As @brentp surely knows, his `hts-nim` library actually supports a
`set_threads` and `read_line` that can deliver that, too. It's entirely
possible @markebbert could have been getting that much faster decompress time
all along (with python and groovy as well via a popen analogue). Or maybe his
`.gz` is not from `bgzip` and he couldn't. The way for him to tell is to run
`file` on the `.gz` and see if it has "Blocked GNU Zip Format (BGZF; gzip
compatible), block length" instead of simply "gzip compressed data".
Of course, the compression ratio will still be 12x worse than Zstd.
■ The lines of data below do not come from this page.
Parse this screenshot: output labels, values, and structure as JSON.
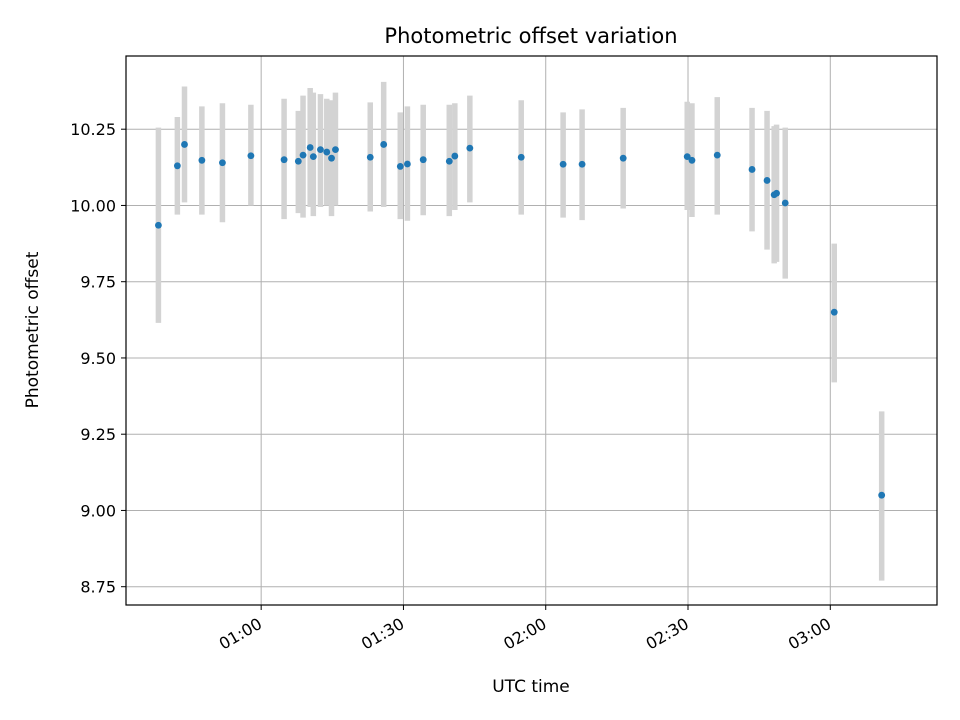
{
  "chart_data": {
    "type": "scatter",
    "title": "Photometric offset variation",
    "xlabel": "UTC time",
    "ylabel": "Photometric offset",
    "x_axis_type": "time",
    "x_range": [
      "00:31:30",
      "03:22:30"
    ],
    "ylim": [
      8.69,
      10.49
    ],
    "x_ticks": [
      {
        "time": "01:00",
        "label": "01:00"
      },
      {
        "time": "01:30",
        "label": "01:30"
      },
      {
        "time": "02:00",
        "label": "02:00"
      },
      {
        "time": "02:30",
        "label": "02:30"
      },
      {
        "time": "03:00",
        "label": "03:00"
      }
    ],
    "y_ticks": [
      8.75,
      9.0,
      9.25,
      9.5,
      9.75,
      10.0,
      10.25
    ],
    "y_tick_labels": [
      "8.75",
      "9.00",
      "9.25",
      "9.50",
      "9.75",
      "10.00",
      "10.25"
    ],
    "grid": true,
    "point_color": "#1f77b4",
    "errorbar_color": "#d3d3d3",
    "points": [
      {
        "t": "00:38:20",
        "y": 9.935,
        "lo": 9.615,
        "hi": 10.255
      },
      {
        "t": "00:42:20",
        "y": 10.13,
        "lo": 9.97,
        "hi": 10.29
      },
      {
        "t": "00:43:50",
        "y": 10.2,
        "lo": 10.01,
        "hi": 10.39
      },
      {
        "t": "00:47:30",
        "y": 10.148,
        "lo": 9.97,
        "hi": 10.325
      },
      {
        "t": "00:51:50",
        "y": 10.14,
        "lo": 9.945,
        "hi": 10.335
      },
      {
        "t": "00:57:50",
        "y": 10.163,
        "lo": 10.0,
        "hi": 10.33
      },
      {
        "t": "01:04:50",
        "y": 10.15,
        "lo": 9.955,
        "hi": 10.35
      },
      {
        "t": "01:07:50",
        "y": 10.145,
        "lo": 9.975,
        "hi": 10.31
      },
      {
        "t": "01:08:50",
        "y": 10.165,
        "lo": 9.96,
        "hi": 10.36
      },
      {
        "t": "01:10:20",
        "y": 10.19,
        "lo": 9.995,
        "hi": 10.385
      },
      {
        "t": "01:11:00",
        "y": 10.16,
        "lo": 9.965,
        "hi": 10.37
      },
      {
        "t": "01:12:30",
        "y": 10.183,
        "lo": 9.995,
        "hi": 10.365
      },
      {
        "t": "01:13:50",
        "y": 10.175,
        "lo": 10.0,
        "hi": 10.35
      },
      {
        "t": "01:14:50",
        "y": 10.155,
        "lo": 9.965,
        "hi": 10.345
      },
      {
        "t": "01:15:40",
        "y": 10.183,
        "lo": 10.0,
        "hi": 10.37
      },
      {
        "t": "01:23:00",
        "y": 10.158,
        "lo": 9.98,
        "hi": 10.338
      },
      {
        "t": "01:25:50",
        "y": 10.2,
        "lo": 9.995,
        "hi": 10.405
      },
      {
        "t": "01:29:20",
        "y": 10.128,
        "lo": 9.955,
        "hi": 10.305
      },
      {
        "t": "01:30:50",
        "y": 10.136,
        "lo": 9.95,
        "hi": 10.325
      },
      {
        "t": "01:34:10",
        "y": 10.15,
        "lo": 9.968,
        "hi": 10.33
      },
      {
        "t": "01:39:40",
        "y": 10.145,
        "lo": 9.965,
        "hi": 10.33
      },
      {
        "t": "01:40:50",
        "y": 10.162,
        "lo": 9.985,
        "hi": 10.335
      },
      {
        "t": "01:44:00",
        "y": 10.188,
        "lo": 10.01,
        "hi": 10.36
      },
      {
        "t": "01:54:50",
        "y": 10.158,
        "lo": 9.97,
        "hi": 10.345
      },
      {
        "t": "02:03:40",
        "y": 10.135,
        "lo": 9.96,
        "hi": 10.305
      },
      {
        "t": "02:07:40",
        "y": 10.135,
        "lo": 9.952,
        "hi": 10.315
      },
      {
        "t": "02:16:20",
        "y": 10.155,
        "lo": 9.99,
        "hi": 10.32
      },
      {
        "t": "02:29:50",
        "y": 10.16,
        "lo": 9.985,
        "hi": 10.34
      },
      {
        "t": "02:30:50",
        "y": 10.148,
        "lo": 9.962,
        "hi": 10.335
      },
      {
        "t": "02:36:10",
        "y": 10.165,
        "lo": 9.97,
        "hi": 10.355
      },
      {
        "t": "02:43:30",
        "y": 10.118,
        "lo": 9.915,
        "hi": 10.32
      },
      {
        "t": "02:46:40",
        "y": 10.082,
        "lo": 9.855,
        "hi": 10.31
      },
      {
        "t": "02:48:10",
        "y": 10.035,
        "lo": 9.81,
        "hi": 10.26
      },
      {
        "t": "02:48:40",
        "y": 10.04,
        "lo": 9.815,
        "hi": 10.265
      },
      {
        "t": "02:50:30",
        "y": 10.008,
        "lo": 9.76,
        "hi": 10.255
      },
      {
        "t": "03:00:50",
        "y": 9.65,
        "lo": 9.42,
        "hi": 9.875
      },
      {
        "t": "03:10:50",
        "y": 9.05,
        "lo": 8.77,
        "hi": 9.325
      }
    ]
  }
}
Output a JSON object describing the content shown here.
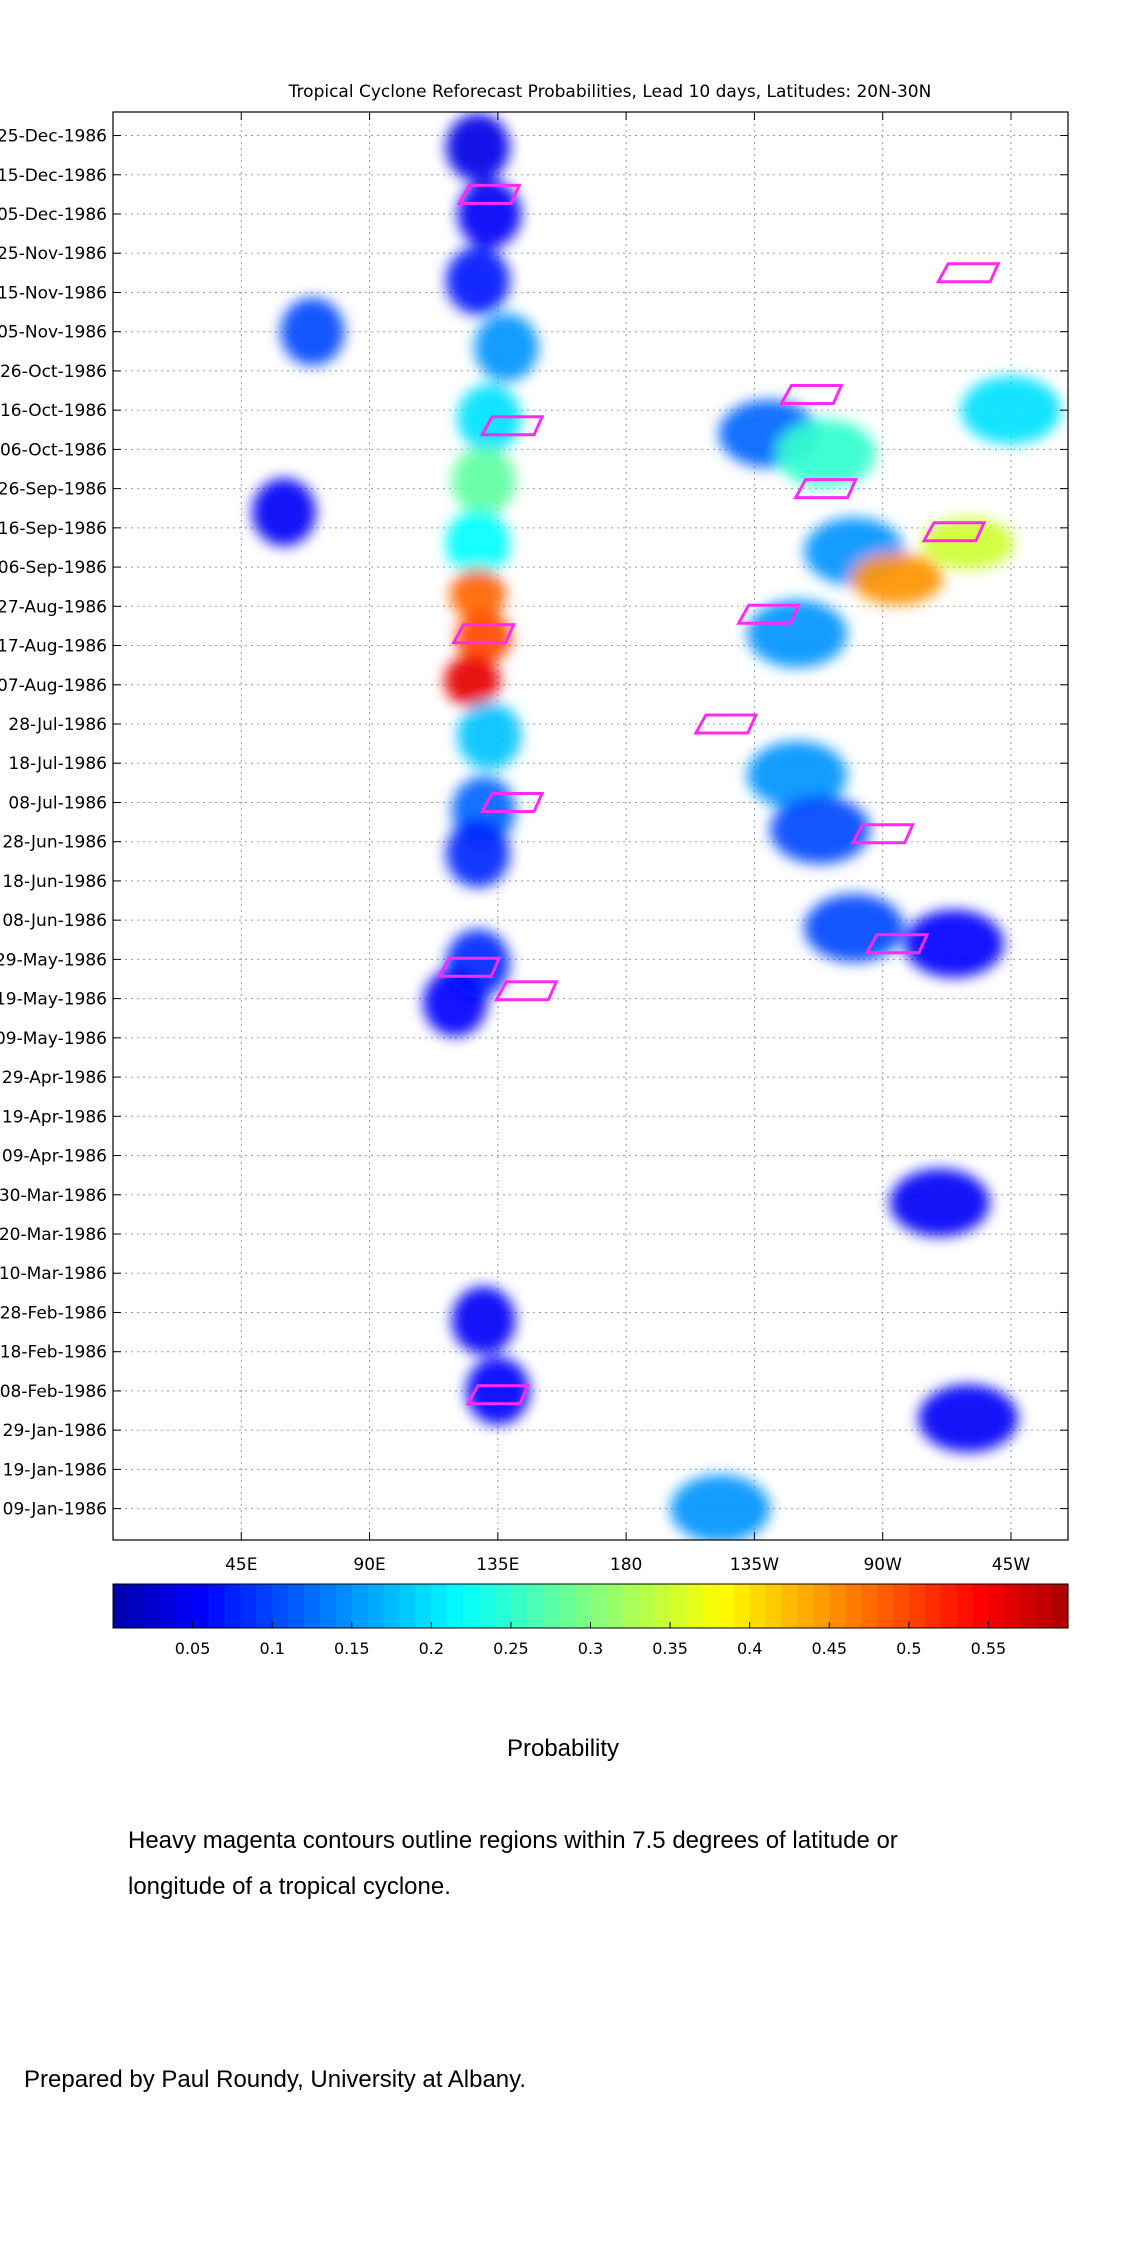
{
  "chart_data": {
    "type": "heatmap",
    "title": "Tropical Cyclone Reforecast Probabilities, Lead 10 days, Latitudes: 20N-30N",
    "x_tick_labels": [
      "45E",
      "90E",
      "135E",
      "180",
      "135W",
      "90W",
      "45W"
    ],
    "x_tick_values_deg_east": [
      45,
      90,
      135,
      180,
      225,
      270,
      315
    ],
    "xlim_deg_east": [
      0,
      335
    ],
    "y_tick_labels": [
      "25-Dec-1986",
      "15-Dec-1986",
      "05-Dec-1986",
      "25-Nov-1986",
      "15-Nov-1986",
      "05-Nov-1986",
      "26-Oct-1986",
      "16-Oct-1986",
      "06-Oct-1986",
      "26-Sep-1986",
      "16-Sep-1986",
      "06-Sep-1986",
      "27-Aug-1986",
      "17-Aug-1986",
      "07-Aug-1986",
      "28-Jul-1986",
      "18-Jul-1986",
      "08-Jul-1986",
      "28-Jun-1986",
      "18-Jun-1986",
      "08-Jun-1986",
      "29-May-1986",
      "19-May-1986",
      "09-May-1986",
      "29-Apr-1986",
      "19-Apr-1986",
      "09-Apr-1986",
      "30-Mar-1986",
      "20-Mar-1986",
      "10-Mar-1986",
      "28-Feb-1986",
      "18-Feb-1986",
      "08-Feb-1986",
      "29-Jan-1986",
      "19-Jan-1986",
      "09-Jan-1986"
    ],
    "ylim_dates": [
      "1986-01-01",
      "1986-12-31"
    ],
    "grid": true,
    "colorbar": {
      "label": "Probability",
      "ticks": [
        0.05,
        0.1,
        0.15,
        0.2,
        0.25,
        0.3,
        0.35,
        0.4,
        0.45,
        0.5,
        0.55
      ],
      "tick_labels": [
        "0.05",
        "0.1",
        "0.15",
        "0.2",
        "0.25",
        "0.3",
        "0.35",
        "0.4",
        "0.45",
        "0.5",
        "0.55"
      ],
      "range": [
        0,
        0.6
      ],
      "colormap": "jet"
    },
    "probability_regions": [
      {
        "lon": 128,
        "date": "1986-12-22",
        "p": 0.04
      },
      {
        "lon": 132,
        "date": "1986-12-05",
        "p": 0.05
      },
      {
        "lon": 128,
        "date": "1986-11-18",
        "p": 0.07
      },
      {
        "lon": 138,
        "date": "1986-11-01",
        "p": 0.15
      },
      {
        "lon": 132,
        "date": "1986-10-14",
        "p": 0.2
      },
      {
        "lon": 130,
        "date": "1986-09-28",
        "p": 0.28
      },
      {
        "lon": 128,
        "date": "1986-09-12",
        "p": 0.22
      },
      {
        "lon": 128,
        "date": "1986-08-30",
        "p": 0.48
      },
      {
        "lon": 130,
        "date": "1986-08-19",
        "p": 0.5
      },
      {
        "lon": 126,
        "date": "1986-08-08",
        "p": 0.56
      },
      {
        "lon": 132,
        "date": "1986-07-25",
        "p": 0.18
      },
      {
        "lon": 130,
        "date": "1986-07-06",
        "p": 0.12
      },
      {
        "lon": 128,
        "date": "1986-06-25",
        "p": 0.08
      },
      {
        "lon": 128,
        "date": "1986-05-28",
        "p": 0.08
      },
      {
        "lon": 120,
        "date": "1986-05-18",
        "p": 0.06
      },
      {
        "lon": 70,
        "date": "1986-11-05",
        "p": 0.1
      },
      {
        "lon": 60,
        "date": "1986-09-20",
        "p": 0.05
      },
      {
        "lon": 230,
        "date": "1986-10-10",
        "p": 0.12
      },
      {
        "lon": 250,
        "date": "1986-10-05",
        "p": 0.25
      },
      {
        "lon": 260,
        "date": "1986-09-10",
        "p": 0.15
      },
      {
        "lon": 275,
        "date": "1986-09-03",
        "p": 0.45
      },
      {
        "lon": 300,
        "date": "1986-09-12",
        "p": 0.35
      },
      {
        "lon": 315,
        "date": "1986-10-16",
        "p": 0.2
      },
      {
        "lon": 240,
        "date": "1986-08-20",
        "p": 0.15
      },
      {
        "lon": 240,
        "date": "1986-07-15",
        "p": 0.15
      },
      {
        "lon": 248,
        "date": "1986-07-01",
        "p": 0.1
      },
      {
        "lon": 260,
        "date": "1986-06-06",
        "p": 0.1
      },
      {
        "lon": 295,
        "date": "1986-06-02",
        "p": 0.06
      },
      {
        "lon": 290,
        "date": "1986-03-28",
        "p": 0.05
      },
      {
        "lon": 130,
        "date": "1986-02-26",
        "p": 0.05
      },
      {
        "lon": 135,
        "date": "1986-02-08",
        "p": 0.06
      },
      {
        "lon": 213,
        "date": "1986-01-09",
        "p": 0.15
      },
      {
        "lon": 300,
        "date": "1986-02-01",
        "p": 0.05
      }
    ],
    "tc_contours": [
      {
        "lon": 132,
        "date": "1986-12-10",
        "p": null
      },
      {
        "lon": 300,
        "date": "1986-11-20",
        "p": null
      },
      {
        "lon": 140,
        "date": "1986-10-12",
        "p": null
      },
      {
        "lon": 245,
        "date": "1986-10-20",
        "p": null
      },
      {
        "lon": 250,
        "date": "1986-09-26",
        "p": null
      },
      {
        "lon": 295,
        "date": "1986-09-15",
        "p": null
      },
      {
        "lon": 230,
        "date": "1986-08-25",
        "p": null
      },
      {
        "lon": 130,
        "date": "1986-08-20",
        "p": null
      },
      {
        "lon": 215,
        "date": "1986-07-28",
        "p": null
      },
      {
        "lon": 140,
        "date": "1986-07-08",
        "p": null
      },
      {
        "lon": 270,
        "date": "1986-06-30",
        "p": null
      },
      {
        "lon": 275,
        "date": "1986-06-02",
        "p": null
      },
      {
        "lon": 125,
        "date": "1986-05-27",
        "p": null
      },
      {
        "lon": 145,
        "date": "1986-05-21",
        "p": null
      },
      {
        "lon": 135,
        "date": "1986-02-07",
        "p": null
      }
    ]
  },
  "colorbar_label": "Probability",
  "note": "Heavy magenta contours outline regions within 7.5 degrees of latitude or longitude of a tropical cyclone.",
  "credit": "Prepared by Paul Roundy, University at Albany."
}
Besides the
obvious space waste, rather than a tiny 45-75 MB/s you would need backing IO of
172..542 MB/s (depending on 4 or 25 threads). On the high end many thread case,
you're looking at either a fast SSD or a RAID array of spinning disks to feed
that analysis pipeline (assuming zero cost parsing, anyway, which I know his
example calculation did not have, but that assumption simplifies since he
didn't really show a full calculation).